In dem Berliner "Archiv Lied und Soziale Bewegungen" werden Zeugnisse aus der Singe- und Liedermacherbewegung der DDR seit den 1960er Jahren gesammelt. Die von einem gemeinnützigen Verein verwalteten Materialien zeigen auf, wie schwierig es mitunter wird, kulturelle Opposition allein zwischen den Polaritäten staatstragend und systemfeindlich zu untersuchen.
Die internationale Folk-Welle, insbesondere aus den USA und Lateinamerika, ließ Mitte der 1960er Jahre auch in der DDR eine Singe- und Liedermacherbewegung entstehen.
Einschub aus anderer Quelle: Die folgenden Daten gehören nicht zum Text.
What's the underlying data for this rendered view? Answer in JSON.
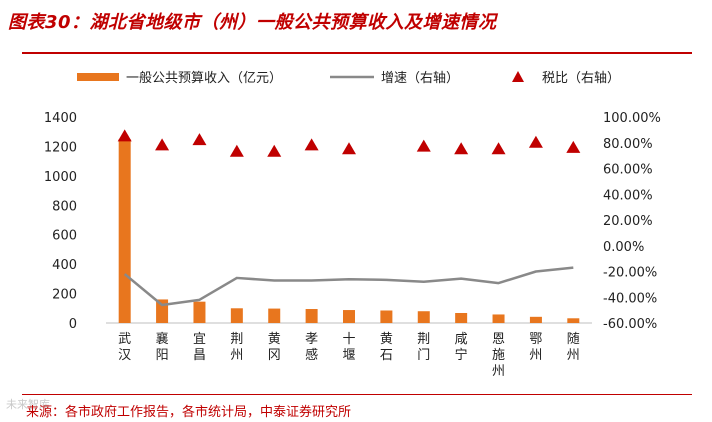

Sie waren nicht apriori Ausdruck kultureller Opposition im Lande. Den meisten der seit Mitte der 1960er Jahre zunächst unabhängig und selbstverwaltet aufgebauten Singegruppen wurden schnell ihre Freiräume gestrichen und sie für staatsoffizielle Politik instrumentalisiert. Doch behielten viele untereinander weiterhin einen vergleichsweise basisdemokratischen Charakter bei. Und nicht wenige unter denen, die sich zunächst in den Clubs und Veranstaltungen der Singebewegung einfanden, gehörten nur Jahre später zu denjenigen, die prominent gegen engstirnige kulturelle Grenzen und versteinerte politische Strukturen im Lande aufbegehrten, darunter so unterschiedliche Künstlerinnen und Künstler wie Bettina Wegner, Tamara Danz, Hans-Eckart Wenzel, Stephan Krawczyk oder Gerulf Pannach.
In einer Überblicksdarstellung zur Geschichte der Singebewegung in der DDR heisst es über deren Liedkultur, sie sei "gebraucht und mißbraucht, hochgeschätzt (Nationalpreis) und gefürchtet (Knast, Ausbürgerung)" worden sowie "Agitation und Akklamation, Chronik und Kritik, Ventil und Widerstand" gewesen (Vgl. Kirchenwitz: Folk, Chanson und Liedermacher in der DDR, 1993, Buchumschlag). Vor diesem Hintergrund lässt sich mit der Sammlung Lied und Soziale Bewegungen kulturelle Opposition als Graubereich zwischen den Polaritäten staatstragend und systemfeindlich wie auch in den Graubereichen der Gesellschaft der DDR untersuchen.
Die vom Verein Lied und Soziale Bewegungen zusammengetragenen Archivalia stammen zu großen Teilen aus privaten Beständen früherer Mitglieder und Anhänger der Liedermacher- und Singebewegung. Der Verein konnte aber ebenso Material aus dem Fundus des 1993 eingestellten Jugendradiosenders DT64 übernehmen. Er arbeitet eng mit dem Deutschen Rundfunkarchiv in Potsdam-Babelsberg und der Berliner Akademie der Künste zusammen.
Inhaltsbeschreibung
Neben einem Plakat- und dem Tonarchiv ist das Liedblattarchiv hervorzuheben. So wie es in der DDR zu einer politischen Kulturtechnik geworden war "zwischen den Zeilen" zu lesen, so konnte "zwischen den Zeilen" auch gehört werden. Insgesamt befinden sich 635 Liedblätter im Archiv Lied und Soziale Bewegungen, darunter viele Beiträge des früheren Festivals des politischen Liedes (1970-1990). Zwar wurde dieses offiziell vom Jugendverband Freie Deutsche Jugend ausgerichtet. In das Programm - insbesondere auf den kleinen Nebenbühnen - konnten jedoch immer wieder "anstössige" Gruppen und Liedermacher eingebaut werden. Vor allem die internationalen Beiträge kamen für das Kulturleben des Landes wie oftmals auch für kritische Geister einer Frischzellenkur gleich.